The war of words could have stopped there, but instead went a step further when in a March 19 column headlined "Let's End Old Businessmen's Tale About IBM," Steller unloaded on Wake Up Tucson (which he referred to as "The Daily Complaint)," and DeSimone in particular, over a column DeSimone wrote for Inside Tucson Business in 2013. Steller claims the timing of the boycott back-and-forth and the IBM column was not connected, even though they occurred within the same week. According to Steller, the column was designed to stop the spread of an oft-discussed falsehood related to the city's role in the departure of a major private employer.

"In my mind there's no statute of limitations on correcting an error," Steller said. "They don't get to just kind of shrug it off because they published it two years ago. When they're continuing to perpetuate it (on their radio show) year after year and month after month, then it's open for correction at any point. My problem with them is, I think they operate in an echo chamber, which reinforces their preconceived beliefs, and this little episode exposed that because they were willing to believe and perpetuate something that was not true and in retrospect should have been obvious as false. They were saying the city of Tucson was taxing their business, which was outside the city of Tucson. It's not possible. The particular type of tax was not feasible."

The timing of the column, which focuses on an incident that occurred in the 1980s, but came on the heels of harsh Facebook exchanges, did not go unnoticed by DeSimone.

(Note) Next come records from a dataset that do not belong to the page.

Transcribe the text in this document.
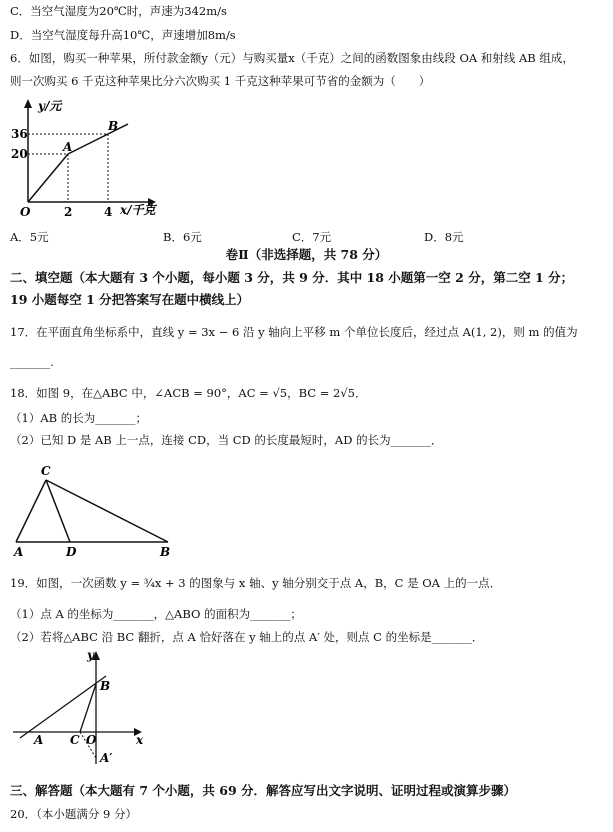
C．当空气湿度为20℃时，声速为342m/s
D．当空气湿度每升高10℃，声速增加8m/s
6．如图，购买一种苹果，所付款金额y（元）与购买量x（千克）之间的函数图象由线段 OA 和射线 AB 组成，
则一次购买 6 千克这种苹果比分六次购买 1 千克这种苹果可节省的金额为（　　）
y/元
x/千克
36
20
2	4
O
A
B
A．5元	B．6元	C．7元	D．8元
卷Ⅱ（非选择题，共 78 分）
二、填空题（本大题有 3 个小题，每小题 3 分，共 9 分．其中 18 小题第一空 2 分，第二空 1 分；
19 小题每空 1 分把答案写在题中横线上）
17．在平面直角坐标系中，直线 y = 3x − 6 沿 y 轴向上平移 m 个单位长度后，经过点 A(1, 2)，则 m 的值为
_______.
18．如图 9，在△ABC 中，∠ACB = 90°，AC = √5，BC = 2√5．
（1）AB 的长为_______；
（2）已知 D 是 AB 上一点，连接 CD，当 CD 的长度最短时，AD 的长为_______．
C
A	D	B
19．如图，一次函数 y = ¾x + 3 的图象与 x 轴、y 轴分别交于点 A，B，C 是 OA 上的一点．
（1）点 A 的坐标为_______，△ABO 的面积为_______；
（2）若将△ABC 沿 BC 翻折，点 A 恰好落在 y 轴上的点 A′ 处，则点 C 的坐标是_______．
y
x
B
A C O
A′
三、解答题（本大题有 7 个小题，共 69 分．解答应写出文字说明、证明过程或演算步骤）
20．（本小题满分 9 分）
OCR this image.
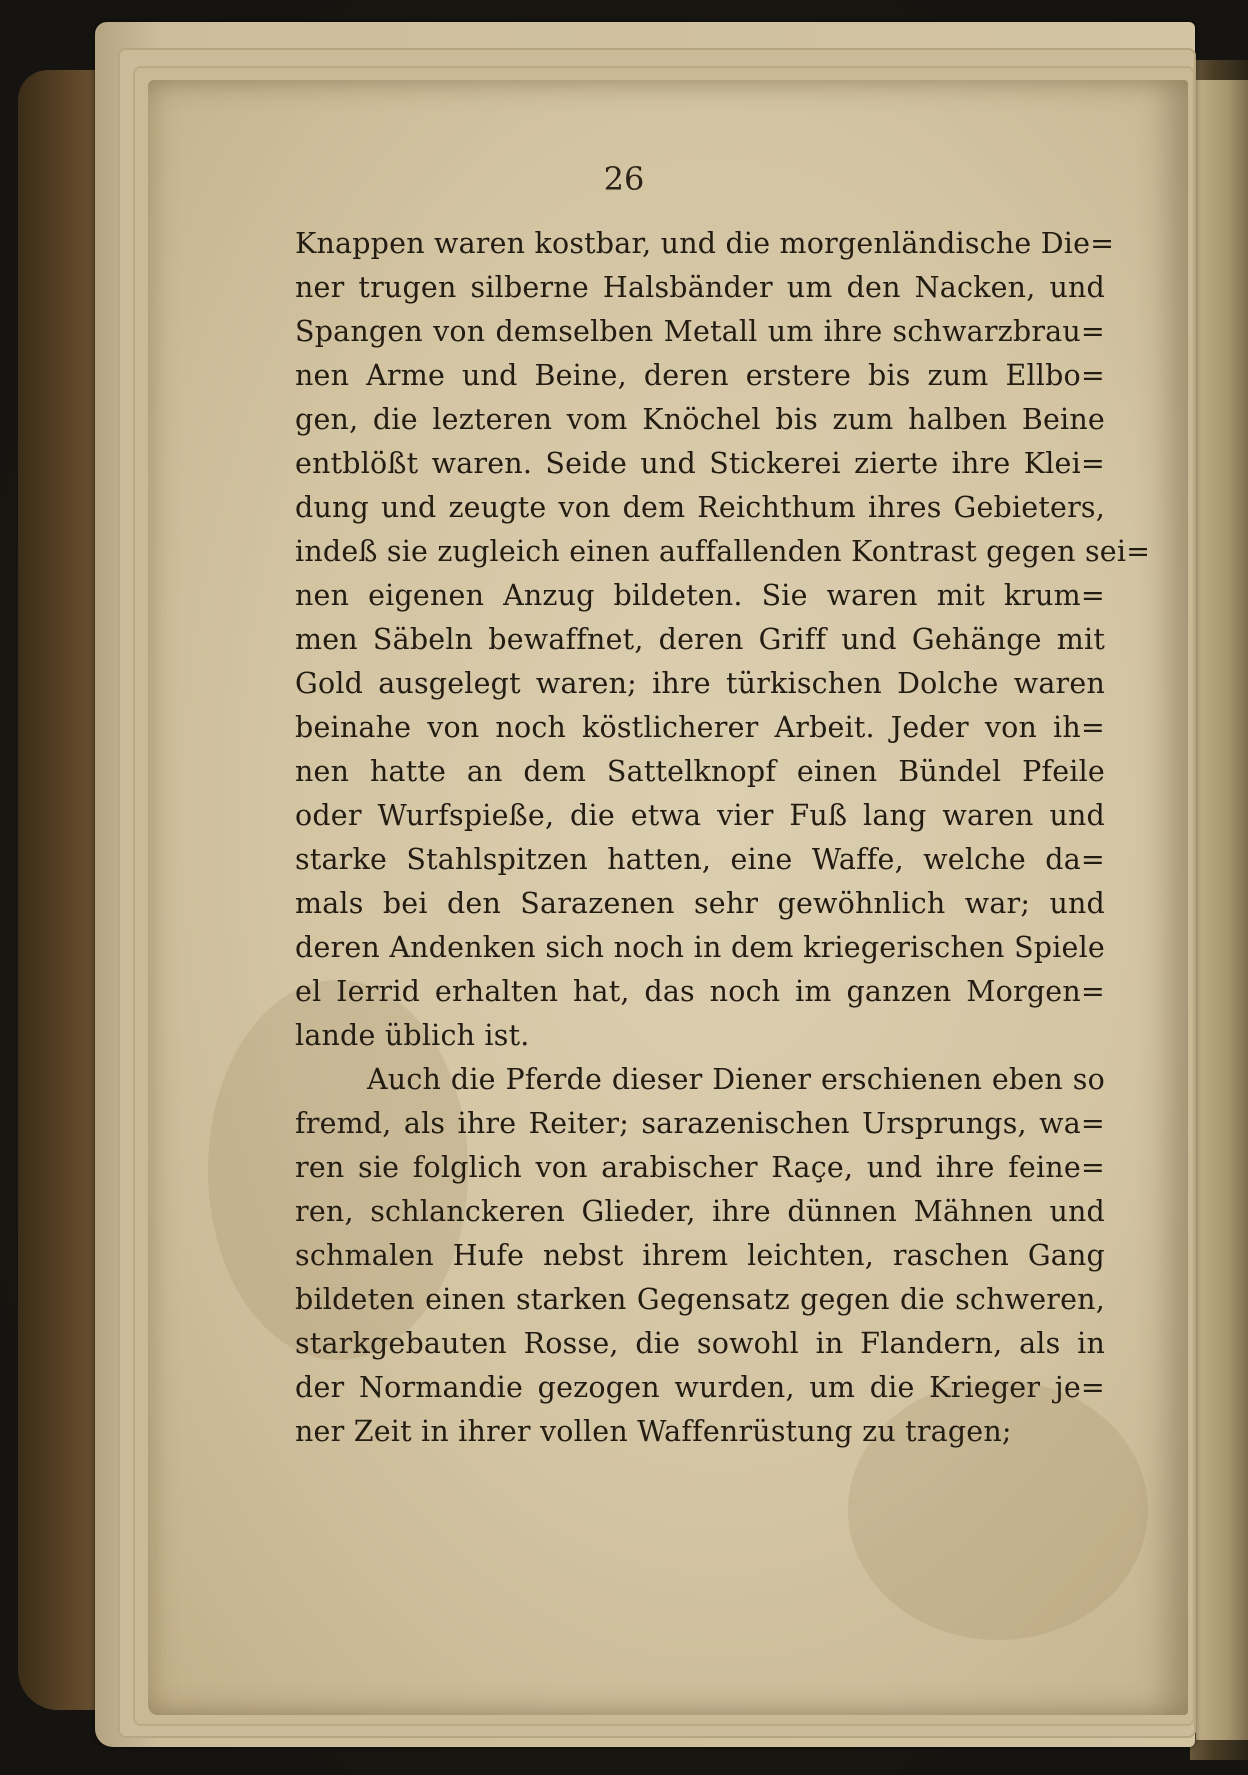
26
Knappen waren kostbar, und die morgenländische Die=
ner trugen silberne Halsbänder um den Nacken, und
Spangen von demselben Metall um ihre schwarzbrau=
nen Arme und Beine, deren erstere bis zum Ellbo=
gen, die lezteren vom Knöchel bis zum halben Beine
entblößt waren. Seide und Stickerei zierte ihre Klei=
dung und zeugte von dem Reichthum ihres Gebieters,
indeß sie zugleich einen auffallenden Kontrast gegen sei=
nen eigenen Anzug bildeten. Sie waren mit krum=
men Säbeln bewaffnet, deren Griff und Gehänge mit
Gold ausgelegt waren; ihre türkischen Dolche waren
beinahe von noch köstlicherer Arbeit. Jeder von ih=
nen hatte an dem Sattelknopf einen Bündel Pfeile
oder Wurfspieße, die etwa vier Fuß lang waren und
starke Stahlspitzen hatten, eine Waffe, welche da=
mals bei den Sarazenen sehr gewöhnlich war; und
deren Andenken sich noch in dem kriegerischen Spiele
el Ierrid erhalten hat, das noch im ganzen Morgen=
lande üblich ist.
Auch die Pferde dieser Diener erschienen eben so
fremd, als ihre Reiter; sarazenischen Ursprungs, wa=
ren sie folglich von arabischer Raçe, und ihre feine=
ren, schlanckeren Glieder, ihre dünnen Mähnen und
schmalen Hufe nebst ihrem leichten, raschen Gang
bildeten einen starken Gegensatz gegen die schweren,
starkgebauten Rosse, die sowohl in Flandern, als in
der Normandie gezogen wurden, um die Krieger je=
ner Zeit in ihrer vollen Waffenrüstung zu tragen;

"Like I said on the air, we know it took a lot of work for him (to write that column)," DeSimone said. "First he had to track down (former mayor) Tom Volgy, who was out of the country. We would like (Steller) to use his amazing investigative powers on trying to solve Tucson's problems from this decade, like our disgusting poverty and the idea the roads are starting to look the way they are. Can you use your investigative skills for this decade? That would be good."

Steller said, "If you listen to them, if you read them, they want to be taken seriously, and I'm cool with that, but you have to be open to having their version of events checked. That's part of playing in the public sphere. If they really want to be taken seriously, then they need to be held to some standard, and that's what I tried to do. There are a lot of things in Tucson's history that we like to dwell on, and some of them are true and we really screwed them up and some of them are only partly true. In this case I just wanted to call out one of their out and out falsehoods."

While other varying perspectives will undoubtedly crop up between a liberal newspaper columnist and conservative talk show host, DeSimone hopes this war of words, via radio, newspaper and social media, has run its course.